Three ‘Simple’ Complexities of Data Protection
Data is the foundation of information; information leads to knowledge, and knowledge is power. There can be little disagreement that data then has value. Digital data has become the new world currency and protecting these valuable assets is a central concern of business continuity management. Data loss, data unavailability and data corruption will all have an adverse economic impact the organization. Not only do we need to ensure that data is usable and available but we also need to ensure that it is protected from unauthorized use. While protecting digital data doesn’t sound particularly challenging; it typically begins with a simple task, make an extra copy. Making and managing these extra copies, however, remains one of the most common pain points for any organization.
There are three fundamental aspects of data protection that lead to increasing complexities.

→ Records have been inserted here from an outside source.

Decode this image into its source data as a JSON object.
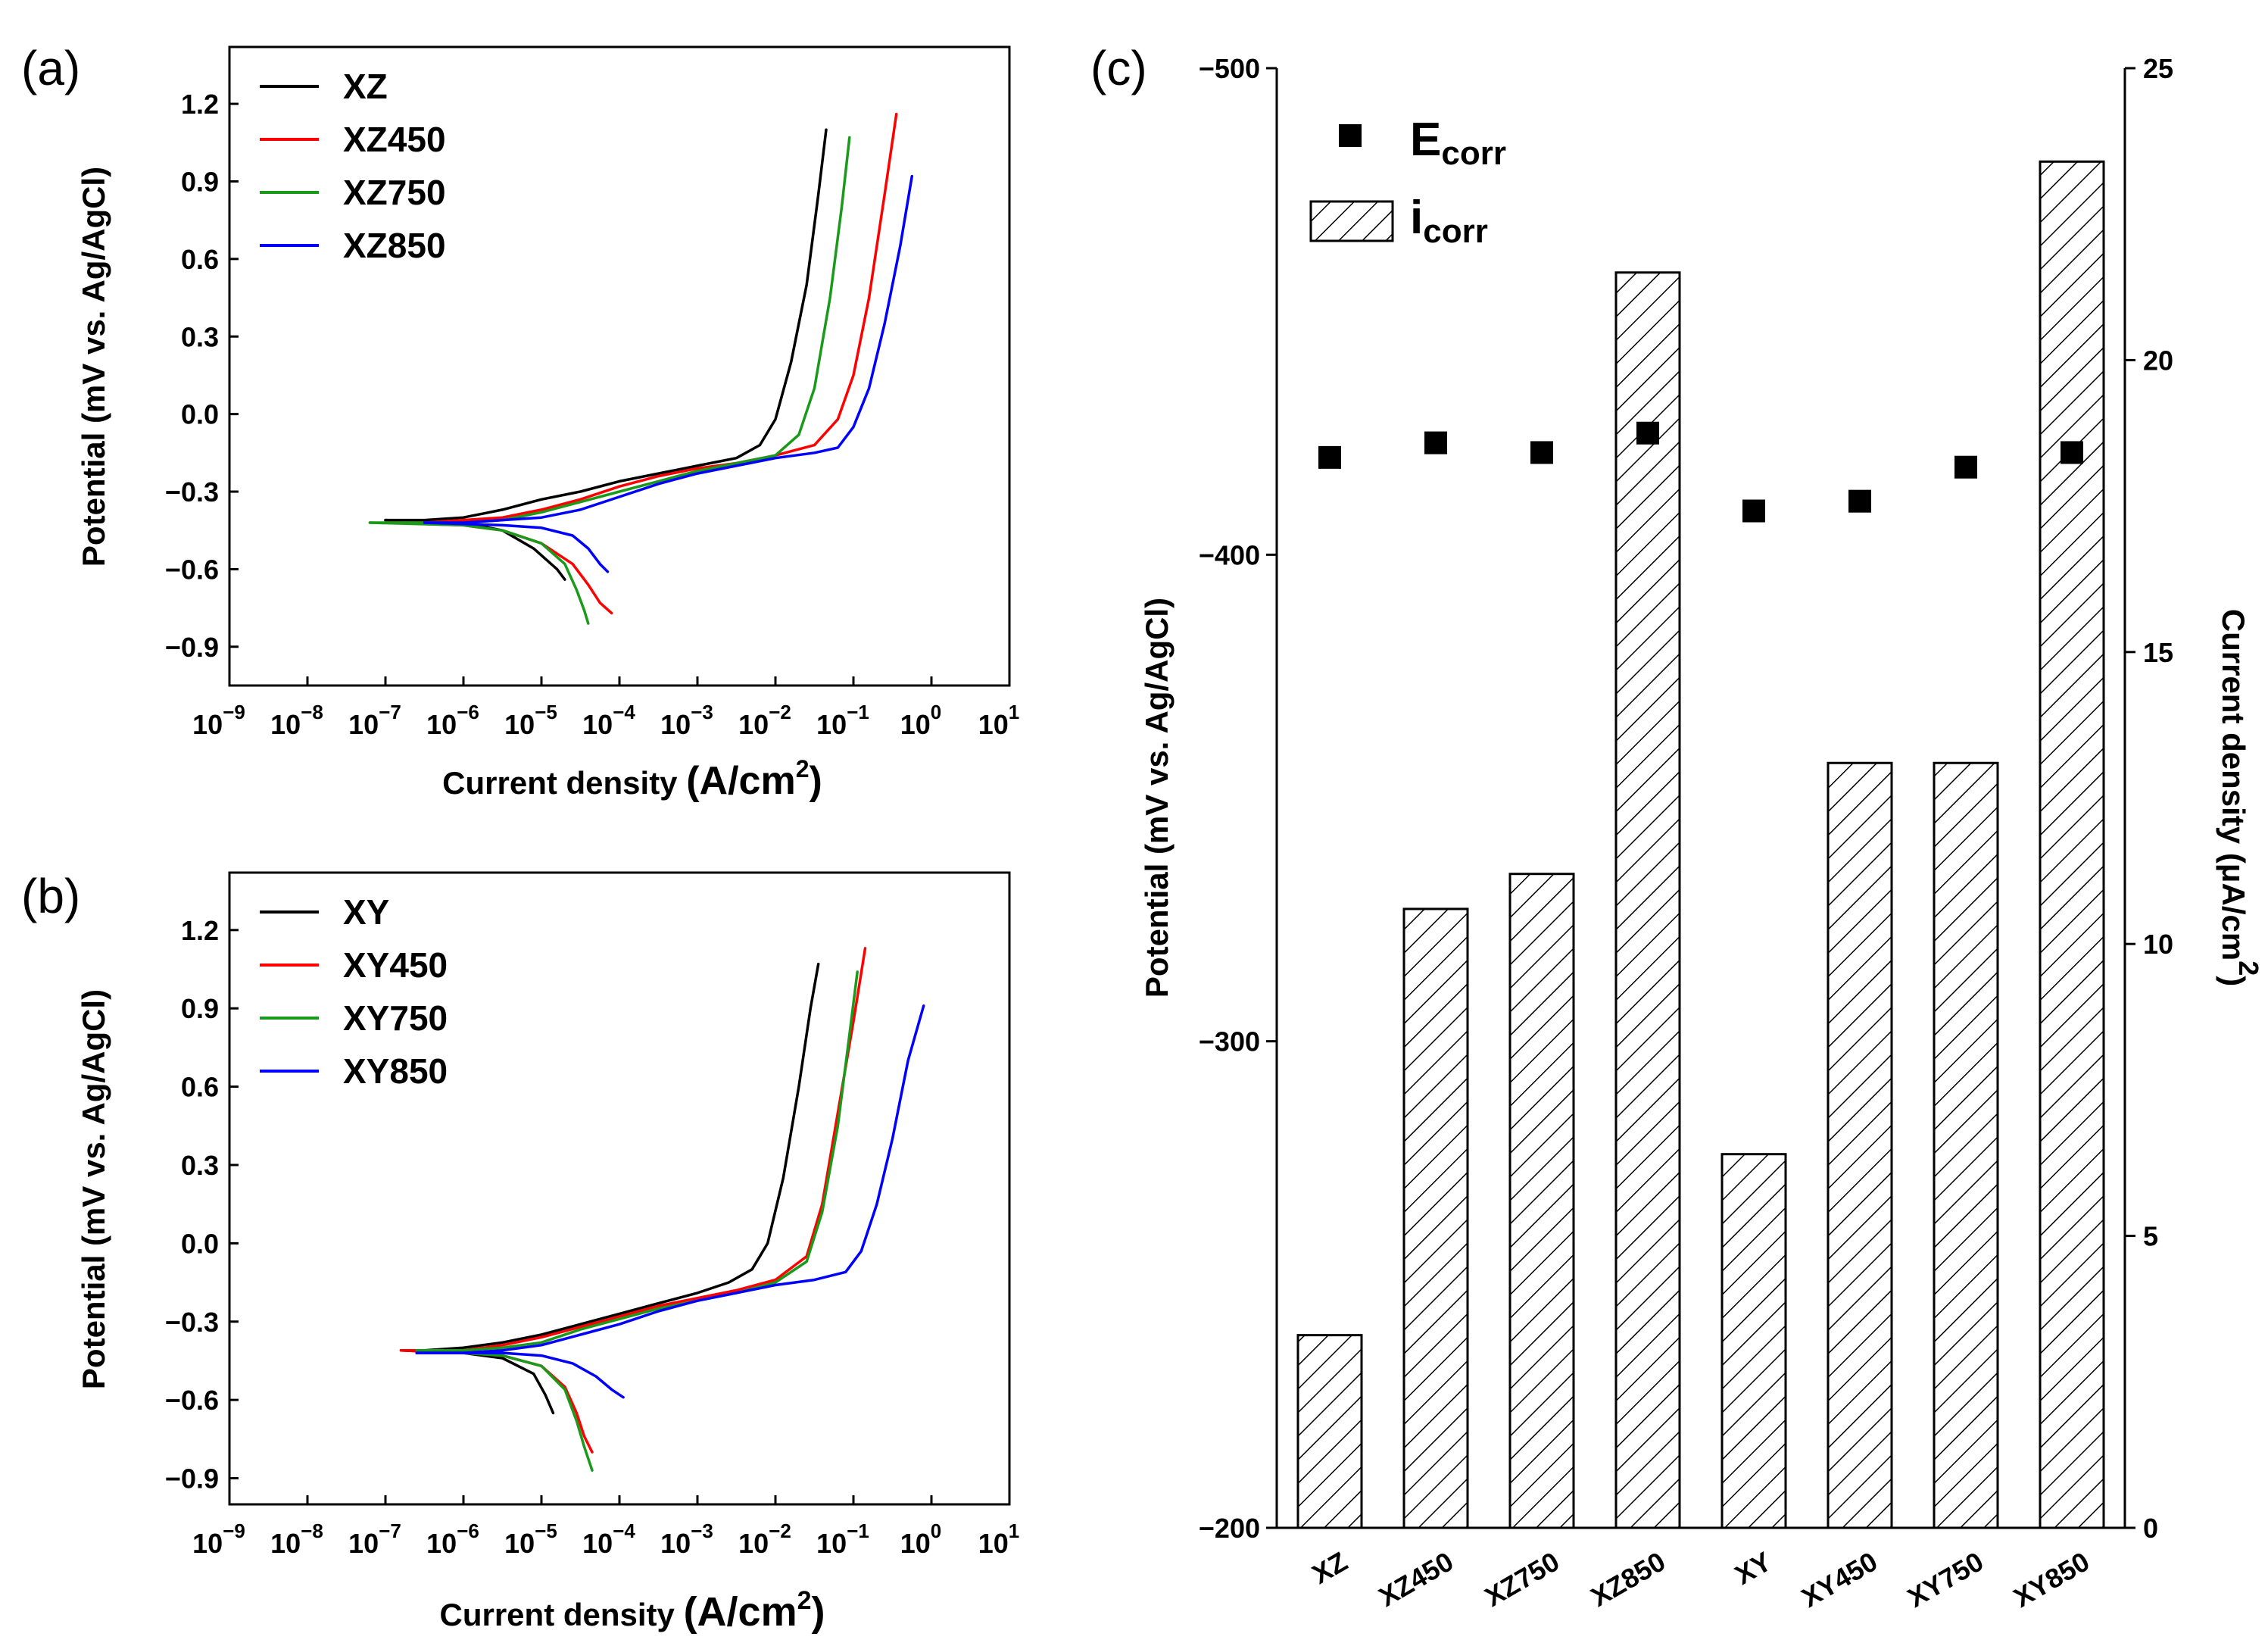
{
  "chart_data": [
    {
      "panel": "(a)",
      "type": "line",
      "xlabel": "Current density (A/cm2)",
      "ylabel": "Potential (mV vs. Ag/AgCl)",
      "x_scale": "log",
      "xlim_exp": [
        -9,
        1
      ],
      "ylim": [
        -1.05,
        1.42
      ],
      "yticks": [
        "1.2",
        "0.9",
        "0.6",
        "0.3",
        "0.0",
        "−0.3",
        "−0.6",
        "−0.9"
      ],
      "ytick_values": [
        1.2,
        0.9,
        0.6,
        0.3,
        0.0,
        -0.3,
        -0.6,
        -0.9
      ],
      "xtick_exponents": [
        "-9",
        "-8",
        "-7",
        "-6",
        "-5",
        "-4",
        "-3",
        "-2",
        "-1",
        "0",
        "1"
      ],
      "series": [
        {
          "name": "XZ",
          "color": "#000000",
          "anodic": [
            [
              -7,
              -0.41
            ],
            [
              -6.5,
              -0.41
            ],
            [
              -6,
              -0.4
            ],
            [
              -5.5,
              -0.37
            ],
            [
              -5,
              -0.33
            ],
            [
              -4.5,
              -0.3
            ],
            [
              -4,
              -0.26
            ],
            [
              -3.5,
              -0.23
            ],
            [
              -3,
              -0.2
            ],
            [
              -2.5,
              -0.17
            ],
            [
              -2.2,
              -0.12
            ],
            [
              -2,
              -0.02
            ],
            [
              -1.8,
              0.2
            ],
            [
              -1.6,
              0.5
            ],
            [
              -1.45,
              0.85
            ],
            [
              -1.35,
              1.1
            ]
          ],
          "cathodic": [
            [
              -7,
              -0.41
            ],
            [
              -6,
              -0.42
            ],
            [
              -5.5,
              -0.45
            ],
            [
              -5.1,
              -0.52
            ],
            [
              -4.8,
              -0.6
            ],
            [
              -4.7,
              -0.64
            ]
          ]
        },
        {
          "name": "XZ450",
          "color": "#ff0000",
          "anodic": [
            [
              -7,
              -0.42
            ],
            [
              -6.5,
              -0.42
            ],
            [
              -6,
              -0.41
            ],
            [
              -5.5,
              -0.4
            ],
            [
              -5,
              -0.37
            ],
            [
              -4.5,
              -0.33
            ],
            [
              -4,
              -0.28
            ],
            [
              -3.5,
              -0.24
            ],
            [
              -3,
              -0.21
            ],
            [
              -2.5,
              -0.19
            ],
            [
              -2,
              -0.16
            ],
            [
              -1.5,
              -0.12
            ],
            [
              -1.2,
              -0.02
            ],
            [
              -1,
              0.15
            ],
            [
              -0.8,
              0.45
            ],
            [
              -0.6,
              0.85
            ],
            [
              -0.45,
              1.16
            ]
          ],
          "cathodic": [
            [
              -7,
              -0.42
            ],
            [
              -6,
              -0.43
            ],
            [
              -5.5,
              -0.45
            ],
            [
              -5,
              -0.5
            ],
            [
              -4.6,
              -0.58
            ],
            [
              -4.4,
              -0.66
            ],
            [
              -4.25,
              -0.73
            ],
            [
              -4.1,
              -0.77
            ]
          ]
        },
        {
          "name": "XZ750",
          "color": "#1a9a1a",
          "anodic": [
            [
              -7.2,
              -0.42
            ],
            [
              -6.5,
              -0.42
            ],
            [
              -6,
              -0.42
            ],
            [
              -5.5,
              -0.41
            ],
            [
              -5,
              -0.38
            ],
            [
              -4.5,
              -0.34
            ],
            [
              -4,
              -0.3
            ],
            [
              -3.5,
              -0.26
            ],
            [
              -3,
              -0.22
            ],
            [
              -2.5,
              -0.19
            ],
            [
              -2,
              -0.16
            ],
            [
              -1.7,
              -0.08
            ],
            [
              -1.5,
              0.1
            ],
            [
              -1.3,
              0.45
            ],
            [
              -1.15,
              0.8
            ],
            [
              -1.05,
              1.07
            ]
          ],
          "cathodic": [
            [
              -7.2,
              -0.42
            ],
            [
              -6,
              -0.43
            ],
            [
              -5.5,
              -0.45
            ],
            [
              -5,
              -0.5
            ],
            [
              -4.7,
              -0.58
            ],
            [
              -4.55,
              -0.68
            ],
            [
              -4.45,
              -0.76
            ],
            [
              -4.4,
              -0.81
            ]
          ]
        },
        {
          "name": "XZ850",
          "color": "#0000ff",
          "anodic": [
            [
              -6.5,
              -0.42
            ],
            [
              -6,
              -0.42
            ],
            [
              -5.5,
              -0.41
            ],
            [
              -5,
              -0.4
            ],
            [
              -4.5,
              -0.37
            ],
            [
              -4,
              -0.32
            ],
            [
              -3.5,
              -0.27
            ],
            [
              -3,
              -0.23
            ],
            [
              -2.5,
              -0.2
            ],
            [
              -2,
              -0.17
            ],
            [
              -1.5,
              -0.15
            ],
            [
              -1.2,
              -0.13
            ],
            [
              -1,
              -0.05
            ],
            [
              -0.8,
              0.1
            ],
            [
              -0.6,
              0.35
            ],
            [
              -0.4,
              0.65
            ],
            [
              -0.25,
              0.92
            ]
          ],
          "cathodic": [
            [
              -6.5,
              -0.42
            ],
            [
              -5.5,
              -0.43
            ],
            [
              -5,
              -0.44
            ],
            [
              -4.6,
              -0.47
            ],
            [
              -4.4,
              -0.52
            ],
            [
              -4.25,
              -0.58
            ],
            [
              -4.15,
              -0.61
            ]
          ]
        }
      ]
    },
    {
      "panel": "(b)",
      "type": "line",
      "xlabel": "Current density (A/cm2)",
      "ylabel": "Potential (mV vs. Ag/AgCl)",
      "x_scale": "log",
      "xlim_exp": [
        -9,
        1
      ],
      "ylim": [
        -1.0,
        1.42
      ],
      "yticks": [
        "1.2",
        "0.9",
        "0.6",
        "0.3",
        "0.0",
        "−0.3",
        "−0.6",
        "−0.9"
      ],
      "ytick_values": [
        1.2,
        0.9,
        0.6,
        0.3,
        0.0,
        -0.3,
        -0.6,
        -0.9
      ],
      "xtick_exponents": [
        "-9",
        "-8",
        "-7",
        "-6",
        "-5",
        "-4",
        "-3",
        "-2",
        "-1",
        "0",
        "1"
      ],
      "series": [
        {
          "name": "XY",
          "color": "#000000",
          "anodic": [
            [
              -6.8,
              -0.41
            ],
            [
              -6.5,
              -0.41
            ],
            [
              -6,
              -0.4
            ],
            [
              -5.5,
              -0.38
            ],
            [
              -5,
              -0.35
            ],
            [
              -4.5,
              -0.31
            ],
            [
              -4,
              -0.27
            ],
            [
              -3.5,
              -0.23
            ],
            [
              -3,
              -0.19
            ],
            [
              -2.6,
              -0.15
            ],
            [
              -2.3,
              -0.1
            ],
            [
              -2.1,
              0.0
            ],
            [
              -1.9,
              0.25
            ],
            [
              -1.7,
              0.6
            ],
            [
              -1.55,
              0.9
            ],
            [
              -1.45,
              1.07
            ]
          ],
          "cathodic": [
            [
              -6.8,
              -0.41
            ],
            [
              -6,
              -0.42
            ],
            [
              -5.5,
              -0.44
            ],
            [
              -5.1,
              -0.5
            ],
            [
              -4.95,
              -0.58
            ],
            [
              -4.85,
              -0.65
            ]
          ]
        },
        {
          "name": "XY450",
          "color": "#ff0000",
          "anodic": [
            [
              -6.8,
              -0.41
            ],
            [
              -6.5,
              -0.41
            ],
            [
              -6,
              -0.41
            ],
            [
              -5.5,
              -0.39
            ],
            [
              -5,
              -0.36
            ],
            [
              -4.5,
              -0.32
            ],
            [
              -4,
              -0.28
            ],
            [
              -3.5,
              -0.24
            ],
            [
              -3,
              -0.21
            ],
            [
              -2.5,
              -0.18
            ],
            [
              -2,
              -0.14
            ],
            [
              -1.6,
              -0.05
            ],
            [
              -1.4,
              0.15
            ],
            [
              -1.2,
              0.5
            ],
            [
              -1.0,
              0.85
            ],
            [
              -0.85,
              1.13
            ]
          ],
          "cathodic": [
            [
              -6.8,
              -0.41
            ],
            [
              -6,
              -0.42
            ],
            [
              -5.5,
              -0.43
            ],
            [
              -5,
              -0.47
            ],
            [
              -4.7,
              -0.55
            ],
            [
              -4.55,
              -0.65
            ],
            [
              -4.45,
              -0.74
            ],
            [
              -4.35,
              -0.8
            ]
          ]
        },
        {
          "name": "XY750",
          "color": "#1a9a1a",
          "anodic": [
            [
              -6.6,
              -0.41
            ],
            [
              -6,
              -0.41
            ],
            [
              -5.5,
              -0.4
            ],
            [
              -5,
              -0.38
            ],
            [
              -4.5,
              -0.33
            ],
            [
              -4,
              -0.29
            ],
            [
              -3.5,
              -0.25
            ],
            [
              -3,
              -0.22
            ],
            [
              -2.5,
              -0.19
            ],
            [
              -2,
              -0.15
            ],
            [
              -1.6,
              -0.07
            ],
            [
              -1.4,
              0.12
            ],
            [
              -1.2,
              0.45
            ],
            [
              -1.05,
              0.8
            ],
            [
              -0.95,
              1.04
            ]
          ],
          "cathodic": [
            [
              -6.6,
              -0.41
            ],
            [
              -6,
              -0.42
            ],
            [
              -5.5,
              -0.43
            ],
            [
              -5,
              -0.47
            ],
            [
              -4.7,
              -0.56
            ],
            [
              -4.55,
              -0.68
            ],
            [
              -4.45,
              -0.78
            ],
            [
              -4.35,
              -0.87
            ]
          ]
        },
        {
          "name": "XY850",
          "color": "#0000ff",
          "anodic": [
            [
              -6.6,
              -0.42
            ],
            [
              -6,
              -0.42
            ],
            [
              -5.5,
              -0.41
            ],
            [
              -5,
              -0.39
            ],
            [
              -4.5,
              -0.35
            ],
            [
              -4,
              -0.31
            ],
            [
              -3.5,
              -0.26
            ],
            [
              -3,
              -0.22
            ],
            [
              -2.5,
              -0.19
            ],
            [
              -2,
              -0.16
            ],
            [
              -1.5,
              -0.14
            ],
            [
              -1.1,
              -0.11
            ],
            [
              -0.9,
              -0.03
            ],
            [
              -0.7,
              0.15
            ],
            [
              -0.5,
              0.4
            ],
            [
              -0.3,
              0.7
            ],
            [
              -0.1,
              0.91
            ]
          ],
          "cathodic": [
            [
              -6.6,
              -0.42
            ],
            [
              -5.5,
              -0.42
            ],
            [
              -5,
              -0.43
            ],
            [
              -4.6,
              -0.46
            ],
            [
              -4.3,
              -0.51
            ],
            [
              -4.1,
              -0.56
            ],
            [
              -3.95,
              -0.59
            ]
          ]
        }
      ]
    },
    {
      "panel": "(c)",
      "type": "bar",
      "categories": [
        "XZ",
        "XZ450",
        "XZ750",
        "XZ850",
        "XY",
        "XY450",
        "XY750",
        "XY850"
      ],
      "ylabel": "Potential (mV vs. Ag/AgCl)",
      "ylabel_right": "Current density (μA/cm2)",
      "ylim_left": [
        -200,
        -500
      ],
      "yticks_left": [
        "−500",
        "−400",
        "−300",
        "−200"
      ],
      "ytick_values_left": [
        -500,
        -400,
        -300,
        -200
      ],
      "ylim_right": [
        0,
        25
      ],
      "yticks_right": [
        "25",
        "20",
        "15",
        "10",
        "5",
        "0"
      ],
      "ytick_values_right": [
        25,
        20,
        15,
        10,
        5,
        0
      ],
      "series": [
        {
          "name": "Ecorr",
          "kind": "scatter",
          "axis": "left",
          "values": [
            -420,
            -423,
            -421,
            -425,
            -409,
            -411,
            -418,
            -421
          ]
        },
        {
          "name": "icorr",
          "kind": "bar",
          "axis": "right",
          "values": [
            3.3,
            10.6,
            11.2,
            21.5,
            6.4,
            13.1,
            13.1,
            23.4
          ]
        }
      ],
      "legend": {
        "ecorr_main": "E",
        "ecorr_sub": "corr",
        "icorr_main": "i",
        "icorr_sub": "corr"
      }
    }
  ],
  "panel_labels": {
    "a": "(a)",
    "b": "(b)",
    "c": "(c)"
  },
  "axis_titles": {
    "a_x_main": "Current density ",
    "a_x_unit": "(A/cm",
    "a_x_exp": "2",
    "a_x_close": ")",
    "b_x_main": "Current density ",
    "b_x_unit": "(A/cm",
    "b_x_exp": "2",
    "b_x_close": ")",
    "a_y": "Potential (mV vs. Ag/AgCl)",
    "b_y": "Potential (mV vs. Ag/AgCl)",
    "c_y": "Potential (mV vs. Ag/AgCl)",
    "c_y2_main": "Current density (μA/cm",
    "c_y2_exp": "2",
    "c_y2_close": ")"
  },
  "colors": {
    "XZ": "#000000",
    "XZ450": "#ff0000",
    "XZ750": "#1a9a1a",
    "XZ850": "#0000ff"
  }
}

- There are lots of data-copy options. These options vary in both cost and functionality; there is no one-size-fits-all solution. To be optimal, data-copy solutions should be proportionate with the data value.
- There are lots and lots of digital data to copy and protect. Digital data changes fast and often, there simply isn’t enough budget to make a backup copy of every piece of data, every time it changes. Even though making backup copies is expensive, however, we can’t afford to lose the important stuff.
- Digital data lacks governance information. Data can’t be protected if we don’t know who owns the data, or how data is being. Lack of this fundamental information about data increases both operating cost expense and operational risk. Operating costs increase when irrelevant-data is copied unnecessarily or data is copied more often than required, however, the consequence of not coping mission critical data because it was not identified could be catastrophic.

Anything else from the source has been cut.